For mortgages, Fannie Mae allows lenders to use “nontraditional credit” when a borrower has no score. This means the lender looks at payment records from sources that don’t normally appear on a credit report, like rent, utilities, insurance premiums, or phone bills. There are restrictions: the property generally must be a one-unit home you’ll live in as your primary residence, the loan must be a purchase or limited cash-out refinance, and the loan amount must fall within baseline limits (higher-balance loans aren’t eligible). If you can’t document a history of housing payments as one of your nontraditional references, the lender may require 12 months of cash reserves.

For auto loans, personal loans, or credit cards, options with no score are more limited. You’ll likely face higher interest rates, smaller credit limits, or requirements like a cosigner or a larger down payment. Some lenders won’t approve you at all without a score on file.

How to Move From N/A to a Score

The fastest path to generating a credit score is opening an account that reports to the credit bureaus and keeping it active. A few products are specifically designed for people starting from scratch.

A secured credit card is the most common starting point. You deposit cash upfront (often $200 to $500), and that deposit becomes your credit limit. You use the card for small purchases and pay the bill each month. The issuer reports your payment activity to the bureaus just like a regular credit card. After several months of responsible use, many issuers will convert the card to an unsecured card and return your deposit.

A credit-builder loan works differently. A bank or credit union sets aside a small amount of money (typically $300 to $1,000) in a locked savings account. You make monthly payments over six to 24 months, and at the end of the term, you receive the full amount. Each payment gets reported to the bureaus, building your file over time. You end up with both a credit history and a small savings balance.

Retail or store credit cards tend to have easier approval requirements than major bank cards. They usually come with low credit limits and can only be used at the issuing retailer, but the payment history they report counts the same as any other credit account.

Being added as an authorized user on someone else’s credit card is another option. If a family member or partner has a card in good standing and adds you to the account, that card’s history may appear on your credit report. Not all issuers report authorized user activity to every bureau, so it’s worth confirming before relying on this approach.

How Long Until a Score Appears

With VantageScore, you could see a numerical score within a month or two of your first account being reported.

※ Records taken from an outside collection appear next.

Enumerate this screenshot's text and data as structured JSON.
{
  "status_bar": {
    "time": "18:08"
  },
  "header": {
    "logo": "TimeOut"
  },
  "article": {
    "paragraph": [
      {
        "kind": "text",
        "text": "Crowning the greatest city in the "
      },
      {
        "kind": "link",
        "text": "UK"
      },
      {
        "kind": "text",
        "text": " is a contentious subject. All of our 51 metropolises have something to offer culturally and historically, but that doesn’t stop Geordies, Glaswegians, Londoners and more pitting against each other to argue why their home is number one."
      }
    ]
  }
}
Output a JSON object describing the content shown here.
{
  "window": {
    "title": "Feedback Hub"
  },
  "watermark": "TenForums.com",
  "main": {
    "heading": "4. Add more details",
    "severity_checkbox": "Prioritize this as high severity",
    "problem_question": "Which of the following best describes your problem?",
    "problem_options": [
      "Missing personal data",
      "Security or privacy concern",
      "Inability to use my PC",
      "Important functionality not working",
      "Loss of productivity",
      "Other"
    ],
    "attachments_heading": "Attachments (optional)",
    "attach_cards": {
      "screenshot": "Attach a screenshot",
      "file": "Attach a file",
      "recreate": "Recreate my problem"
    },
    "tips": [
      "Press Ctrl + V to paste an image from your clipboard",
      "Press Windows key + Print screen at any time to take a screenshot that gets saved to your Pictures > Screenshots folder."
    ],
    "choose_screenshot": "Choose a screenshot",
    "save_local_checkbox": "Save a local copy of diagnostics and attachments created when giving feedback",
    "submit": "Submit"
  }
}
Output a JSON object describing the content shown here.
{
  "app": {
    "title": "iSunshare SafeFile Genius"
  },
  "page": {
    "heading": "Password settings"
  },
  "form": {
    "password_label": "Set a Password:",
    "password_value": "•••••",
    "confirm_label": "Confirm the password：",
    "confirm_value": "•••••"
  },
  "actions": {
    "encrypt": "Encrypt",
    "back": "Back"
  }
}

Since VantageScore only requires one account on file with no minimum age, the turnaround is relatively quick.

FICO takes longer because of its six-month requirement. If you open a secured credit card today and use it regularly, expect to wait roughly six months before FICO can generate a score. During that waiting period, you may still see N/A on platforms that use FICO while seeing a number on platforms that use VantageScore.

Whichever model you’re waiting on, consistency matters more than speed. Paying on time every month, keeping your balance low relative to your credit limit, and avoiding unnecessary applications for new credit will set you up with a stronger score once it does appear. The goal isn’t just to make N/A disappear. It’s to replace it with a number that opens doors.